Pastaneyi de İstanbul’a Ruslar getirdi. Muhallebicilerin yerini pastaneler almaya başladı. Ünlü pastanelerden biri Niçoise (Nisuaz) idi. Daha da ünlü pastane olarak Petrograd ortaya çıkmıştı. Alışılmadık şekilde 24 saat açık olan pastane esprilere de konu olmaya başlamıştı. Eve geç gelen erkekleri hanımlar:
- Burası Petrograd mı, eve bu saatte gelinir mi gibisinden sitemlerle karşılıyordu.
***
Çiçek Pasajı’nın adı da onlardan kalmadır. Beyoğlu’nda çiçek satarak geçimini sağlayan Rus kızları erkeklerin aşırı ilgisinden korunmak için birer ikişer bu pasaja yerleşmiş, burada sonradan çiçekçi dükkânları açılmış, adı o yüzden Çiçek Pasajı olmuştu. Sonraları araya meyhaneler açıldı, çiçekler çekildi. Adı kaldı yadigâr.
***
Beyaz Ruslar işgalden sonra yavaş yavaş ülkeyi terk etmeye başladılar. Ancak 1920 -30 arası 10 yıl İstanbul’un hayatına hâkim olmuş, o renkli döneme “beyaz yıllar” adı verilmişti.

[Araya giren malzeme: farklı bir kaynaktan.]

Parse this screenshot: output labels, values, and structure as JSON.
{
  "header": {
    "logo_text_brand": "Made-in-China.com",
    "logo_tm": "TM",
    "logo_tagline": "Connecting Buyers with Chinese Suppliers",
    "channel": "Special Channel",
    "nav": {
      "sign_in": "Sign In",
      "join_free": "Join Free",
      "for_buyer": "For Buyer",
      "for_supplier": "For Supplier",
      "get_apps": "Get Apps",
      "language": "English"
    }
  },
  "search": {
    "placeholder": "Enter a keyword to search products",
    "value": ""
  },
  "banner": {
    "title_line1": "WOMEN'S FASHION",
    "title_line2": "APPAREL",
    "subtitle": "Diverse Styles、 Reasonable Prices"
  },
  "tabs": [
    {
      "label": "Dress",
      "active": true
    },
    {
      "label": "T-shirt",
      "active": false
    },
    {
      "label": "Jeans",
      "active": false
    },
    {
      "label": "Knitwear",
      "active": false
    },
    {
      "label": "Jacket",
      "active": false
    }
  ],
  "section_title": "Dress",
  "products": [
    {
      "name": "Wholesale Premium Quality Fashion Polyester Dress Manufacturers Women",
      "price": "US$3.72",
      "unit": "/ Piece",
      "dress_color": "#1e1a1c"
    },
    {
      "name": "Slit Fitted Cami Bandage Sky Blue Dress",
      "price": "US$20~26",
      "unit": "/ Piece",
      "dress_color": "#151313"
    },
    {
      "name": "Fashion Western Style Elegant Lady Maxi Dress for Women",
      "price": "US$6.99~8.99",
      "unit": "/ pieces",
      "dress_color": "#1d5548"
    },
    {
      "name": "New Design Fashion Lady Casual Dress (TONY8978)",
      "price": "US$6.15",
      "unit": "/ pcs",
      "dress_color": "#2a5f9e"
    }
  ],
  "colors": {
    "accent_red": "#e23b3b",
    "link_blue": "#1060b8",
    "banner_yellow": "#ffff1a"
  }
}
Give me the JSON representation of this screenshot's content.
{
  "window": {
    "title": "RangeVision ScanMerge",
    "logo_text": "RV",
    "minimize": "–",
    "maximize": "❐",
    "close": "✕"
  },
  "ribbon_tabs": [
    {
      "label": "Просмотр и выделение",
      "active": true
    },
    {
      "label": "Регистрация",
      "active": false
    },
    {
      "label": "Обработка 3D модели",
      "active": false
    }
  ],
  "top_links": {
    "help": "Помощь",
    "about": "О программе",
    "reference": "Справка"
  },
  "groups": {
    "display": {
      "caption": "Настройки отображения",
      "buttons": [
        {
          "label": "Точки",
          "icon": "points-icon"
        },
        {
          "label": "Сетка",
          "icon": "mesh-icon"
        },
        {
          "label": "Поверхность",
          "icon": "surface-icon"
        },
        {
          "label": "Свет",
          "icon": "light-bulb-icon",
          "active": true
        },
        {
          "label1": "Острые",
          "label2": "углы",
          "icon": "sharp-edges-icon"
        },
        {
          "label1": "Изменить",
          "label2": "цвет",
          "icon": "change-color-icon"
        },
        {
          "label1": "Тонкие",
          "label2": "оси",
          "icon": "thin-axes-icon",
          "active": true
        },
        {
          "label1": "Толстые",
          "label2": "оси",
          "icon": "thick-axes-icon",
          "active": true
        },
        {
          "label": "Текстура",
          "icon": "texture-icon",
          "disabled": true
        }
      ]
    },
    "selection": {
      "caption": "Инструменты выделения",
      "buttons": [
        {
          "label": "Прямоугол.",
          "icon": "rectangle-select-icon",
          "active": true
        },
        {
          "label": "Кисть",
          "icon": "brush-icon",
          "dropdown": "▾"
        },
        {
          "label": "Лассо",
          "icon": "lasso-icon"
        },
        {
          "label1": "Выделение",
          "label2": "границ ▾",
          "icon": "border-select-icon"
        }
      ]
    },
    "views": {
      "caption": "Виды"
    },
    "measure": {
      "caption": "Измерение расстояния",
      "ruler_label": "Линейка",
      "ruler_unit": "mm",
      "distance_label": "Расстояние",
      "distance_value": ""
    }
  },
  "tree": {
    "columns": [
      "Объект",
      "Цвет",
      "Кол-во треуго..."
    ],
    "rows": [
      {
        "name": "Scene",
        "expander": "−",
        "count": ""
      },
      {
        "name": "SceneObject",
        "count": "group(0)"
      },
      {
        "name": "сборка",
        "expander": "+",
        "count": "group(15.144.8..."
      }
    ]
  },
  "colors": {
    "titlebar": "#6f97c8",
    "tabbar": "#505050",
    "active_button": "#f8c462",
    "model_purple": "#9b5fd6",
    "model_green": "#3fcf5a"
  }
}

İş kuran ya da işleri iyi olanlar daha uzun yıllar bizimle kaldı. Bu konuda Doç. Bülent Bakar’ın “Beyaz Ruslar - Esir Şehrin İnsanları” adlı enfes bir kitabı bulunmakta. Tarihçi Kitabevi’nden çıkan bu kitapta o yıllar adeta yazı diliyle bir sinema olarak okura aktarılmaktadır.
Satırları eskilerin iç çekişiyle bitirelim:
“O da bir devir idi, karıştı zamane.”